OCD Awareness Week 2014

This week is OCD awareness week. I have written about my OCD before during Mental Health Week and received a great amount of support for sharing my story. The focus words for OCD awareness week are Take Action. Which is what I want to do. I want to take action by sharing more about my OCD.

OCD suffers can be terribly stereotyped, which can not only cause frustration, it can also prevent people who may be suffering from OCD from seeking help. I have lost count of how many times I have heard people say “I have to check the door is locked, I’m a bit OCD” or “I wash my hands after touching something dirty, it’s my OCD quirk”. These quotes can be incredibly detrimental to people who genuinely suffer from OCD.


OCD when not controlled can be incredibly time consuming. When my OCD is at it’s worse, I can spend so much time making sure everything feels just right. Whether this be checking a door is closed whilst counting to a specific number, or washing my hands until they feel the right kind of clean. Many of my compulsions are not seen by others, which is why I refer to my OCD as my invisible illness. People are shocked when they discover I suffer with OCD, I have even had people tell me “If you think you have OCD, doesn’t that mean you don’t have it? as people who have it don’t know”.

I am not a neat person, I don’t need to line everything up the right way and am not too fussed if I wear an un-ironed shirt. But I do have to check things are locked a certain amount of times, I wash my hands until they are sore sometimes and I suffer with swallowing anxiety. My OCD list can seem endless at times, but I am confident I am managing it very well at the moment.


A diagnosis of OCD does not mean you suddenly don’t need to perform your compulsions anymore. I suffered with OCD for many years before I was diagnosed, in this time my OCD escalated to severe levels. But I received very good treatment from a psychologist who taught me how to control it. It will never leave me and can change just like the weather. But for me it isn’t a taboo. I am happy to talk about my OCD and answer questions in the hope that it may inspire someone who feels they have OCD to seek help.

OCD Action has a great site with information on actions to take if you think you have OCD, they also provide some great resources to help once you are diagnosed.
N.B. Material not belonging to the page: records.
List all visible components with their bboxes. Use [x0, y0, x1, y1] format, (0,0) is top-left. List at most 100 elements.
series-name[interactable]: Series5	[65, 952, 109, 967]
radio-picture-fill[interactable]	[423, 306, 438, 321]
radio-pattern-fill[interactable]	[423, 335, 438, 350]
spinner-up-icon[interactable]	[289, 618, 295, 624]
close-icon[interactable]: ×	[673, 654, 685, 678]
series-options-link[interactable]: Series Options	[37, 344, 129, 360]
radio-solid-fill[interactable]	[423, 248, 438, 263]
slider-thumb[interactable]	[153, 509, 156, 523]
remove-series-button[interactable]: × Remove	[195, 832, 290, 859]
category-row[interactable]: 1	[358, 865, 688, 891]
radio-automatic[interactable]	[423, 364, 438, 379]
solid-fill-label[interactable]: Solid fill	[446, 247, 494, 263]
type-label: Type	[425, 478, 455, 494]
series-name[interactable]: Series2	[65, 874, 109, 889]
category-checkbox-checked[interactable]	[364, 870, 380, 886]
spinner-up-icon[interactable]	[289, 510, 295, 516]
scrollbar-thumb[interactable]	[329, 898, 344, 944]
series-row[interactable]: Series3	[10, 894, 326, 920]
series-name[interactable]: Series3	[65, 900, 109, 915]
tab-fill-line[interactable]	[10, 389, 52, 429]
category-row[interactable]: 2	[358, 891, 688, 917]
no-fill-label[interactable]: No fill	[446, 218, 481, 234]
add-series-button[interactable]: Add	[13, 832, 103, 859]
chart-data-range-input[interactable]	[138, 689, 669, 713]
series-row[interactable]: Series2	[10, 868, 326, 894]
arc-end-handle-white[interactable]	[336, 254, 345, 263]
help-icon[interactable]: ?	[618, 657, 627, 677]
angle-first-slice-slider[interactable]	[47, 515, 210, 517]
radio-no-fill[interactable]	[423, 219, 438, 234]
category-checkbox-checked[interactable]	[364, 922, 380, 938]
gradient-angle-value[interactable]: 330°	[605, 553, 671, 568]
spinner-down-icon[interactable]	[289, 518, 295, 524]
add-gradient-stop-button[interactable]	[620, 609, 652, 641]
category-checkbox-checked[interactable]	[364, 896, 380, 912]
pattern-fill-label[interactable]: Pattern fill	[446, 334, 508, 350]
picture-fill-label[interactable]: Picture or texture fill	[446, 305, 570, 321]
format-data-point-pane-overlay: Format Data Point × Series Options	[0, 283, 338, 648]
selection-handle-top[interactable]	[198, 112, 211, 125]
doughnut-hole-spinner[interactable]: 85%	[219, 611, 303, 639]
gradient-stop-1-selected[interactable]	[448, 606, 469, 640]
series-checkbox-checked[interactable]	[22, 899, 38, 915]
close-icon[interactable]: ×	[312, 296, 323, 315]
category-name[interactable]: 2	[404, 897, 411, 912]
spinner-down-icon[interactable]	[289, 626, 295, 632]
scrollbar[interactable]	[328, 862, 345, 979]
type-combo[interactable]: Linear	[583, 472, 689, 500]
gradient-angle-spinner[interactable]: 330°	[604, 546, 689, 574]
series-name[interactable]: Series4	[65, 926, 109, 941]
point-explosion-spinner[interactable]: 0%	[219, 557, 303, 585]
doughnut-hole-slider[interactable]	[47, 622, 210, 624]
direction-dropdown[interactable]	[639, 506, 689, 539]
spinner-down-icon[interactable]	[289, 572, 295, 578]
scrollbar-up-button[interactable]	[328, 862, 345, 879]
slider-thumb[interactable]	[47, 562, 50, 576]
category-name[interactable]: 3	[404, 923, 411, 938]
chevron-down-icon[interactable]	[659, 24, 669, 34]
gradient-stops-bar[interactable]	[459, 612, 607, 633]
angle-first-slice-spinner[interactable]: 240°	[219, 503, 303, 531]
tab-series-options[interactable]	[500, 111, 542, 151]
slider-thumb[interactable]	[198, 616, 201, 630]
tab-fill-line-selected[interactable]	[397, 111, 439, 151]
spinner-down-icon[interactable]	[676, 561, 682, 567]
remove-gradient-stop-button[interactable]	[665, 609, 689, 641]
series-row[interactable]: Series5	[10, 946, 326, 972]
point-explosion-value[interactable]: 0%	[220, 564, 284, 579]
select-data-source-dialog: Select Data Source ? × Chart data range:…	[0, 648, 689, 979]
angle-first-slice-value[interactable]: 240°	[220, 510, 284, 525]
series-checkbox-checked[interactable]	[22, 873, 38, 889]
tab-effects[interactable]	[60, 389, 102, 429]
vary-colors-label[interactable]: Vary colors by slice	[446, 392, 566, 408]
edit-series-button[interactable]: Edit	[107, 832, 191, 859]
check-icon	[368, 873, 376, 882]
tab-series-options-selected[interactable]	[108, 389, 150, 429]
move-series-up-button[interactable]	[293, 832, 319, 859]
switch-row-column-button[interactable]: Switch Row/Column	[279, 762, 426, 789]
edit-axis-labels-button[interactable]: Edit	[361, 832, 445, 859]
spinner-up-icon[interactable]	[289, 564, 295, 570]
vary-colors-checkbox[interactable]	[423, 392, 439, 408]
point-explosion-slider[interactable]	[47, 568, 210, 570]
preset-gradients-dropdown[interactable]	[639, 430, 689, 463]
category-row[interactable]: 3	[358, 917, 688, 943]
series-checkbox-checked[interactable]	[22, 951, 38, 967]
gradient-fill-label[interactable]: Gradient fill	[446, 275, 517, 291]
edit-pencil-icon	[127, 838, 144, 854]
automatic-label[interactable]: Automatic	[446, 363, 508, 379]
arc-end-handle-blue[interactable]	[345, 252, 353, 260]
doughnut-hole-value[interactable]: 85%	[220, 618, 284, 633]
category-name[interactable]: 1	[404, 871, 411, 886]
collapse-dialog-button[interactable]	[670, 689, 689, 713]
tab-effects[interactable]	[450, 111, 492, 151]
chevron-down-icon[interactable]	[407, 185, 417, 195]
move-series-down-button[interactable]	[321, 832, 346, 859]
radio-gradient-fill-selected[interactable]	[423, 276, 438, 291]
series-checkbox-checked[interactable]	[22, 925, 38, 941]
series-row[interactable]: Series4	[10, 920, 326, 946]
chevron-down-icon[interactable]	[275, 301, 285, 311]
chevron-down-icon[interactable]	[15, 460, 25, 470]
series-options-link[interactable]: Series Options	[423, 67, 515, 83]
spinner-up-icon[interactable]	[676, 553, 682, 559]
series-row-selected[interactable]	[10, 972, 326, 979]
It’s also important to talk to those around you if you feel you are suffering. C is incredibly supportive, but just like me, she had to learn about my diagnosis too.

If you wish to discover more posts and tweets during OCD Awareness week, check the hashtag #OCDWOA on twitter.

This Post Has 2 Comments

  1. Fi Reply

    Great post – thanks for sharing this. I have OCD and people think it’s ok to joke about it. It’s not.

  2. Lauren Reply

    Love this. Well done for writing it.
    I think it’s so important that you address the different types of OCD. I think there is an image of “all OCD sufferers do X, Y and Z”, and it’s great that you are able to write about it and change that image in peoples minds.